Purpose : In the damaged zebrafish retina, Müller glia are responsible for regenerating lost cells. We previously showed that Notch signaling is required to maintain Müller glia in a quiescent state, and inhibiting Notch signaling, via intraperitoneal injection of the g-secretase inhibitor RO4929097, is sufficient to induce a regenerative response. Thus, it appears Notch signaling is a negative regulator of retinal regeneration in the zebrafish eye. However, the zebrafish genome encodes four unique Notch receptors; Notch 1a, Notch 1b, Notch 2, and Notch 3. It was unclear if all or only a subset are involved in Müller glia quiescence and if they had any other functions in retinal regeneration. Thus, the purpose of this study was to begin to elucidate the function(s) of the individual Notch receptors in the undamaged and regenerating zebrafish retinas.
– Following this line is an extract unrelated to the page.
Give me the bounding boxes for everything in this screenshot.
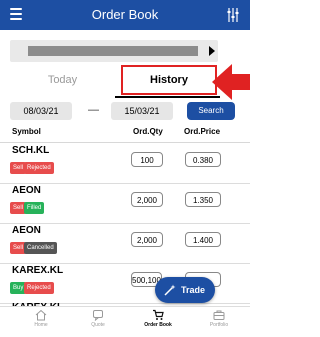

Methods : Adult albino zebrafish were placed in complete darkness for 14 days, before being subjected to constant light damage. Retinas were isolated for RNA extraction, and qRT-PCR was performed on the four Notch receptor genes using Taqman probes. Dark-adapted albino zebrafish were subjected to morpholino-mediated knockdown of all four Notch receptors, separately, and then subjected to light damage. The retinas were isolated, cryosectioned, and immunolabeled for PCNA, Stat3, and Ascl1a, and analyzed by confocal microscopy

Results : The qRT-PCR analysis revealed an increase in expression for notch 1a, 1b, and 2, while notch 3 decreased in expression from at from 0 to 16 hours, and increased subsequently throughout the light timecourse. Morpholino-mediated knockdowns of Notch 1a, 1b, and 2 resulted in fewer proliferating Müller glia and neuronal progenitors at 36 and 72hr of light compared to the controls. In contrast, morpholino-mediated knockdown of Notch 3 resulted in increased numbers of proliferating Müller glia at 36 and 72 hrs.

Conclusions : Notch receptors 1a, 1b, and 2, are required for the maximal proliferative response in the light-damaged zebrafish retina. In contrast, downregulation of Notch 3 is necessary for Müller glia to re-enter the cell cycle in response to damage. This suggests that Notch 3 is necessary to maintain Müller glia quiescence and Notch 1a, 1b, and 2 are required for Müller glia and neuronal progenitor proliferation.

This is an abstract that was submitted for the 2016 ARVO Annual Meeting, held in Seattle, Wash., May 1-5, 2016.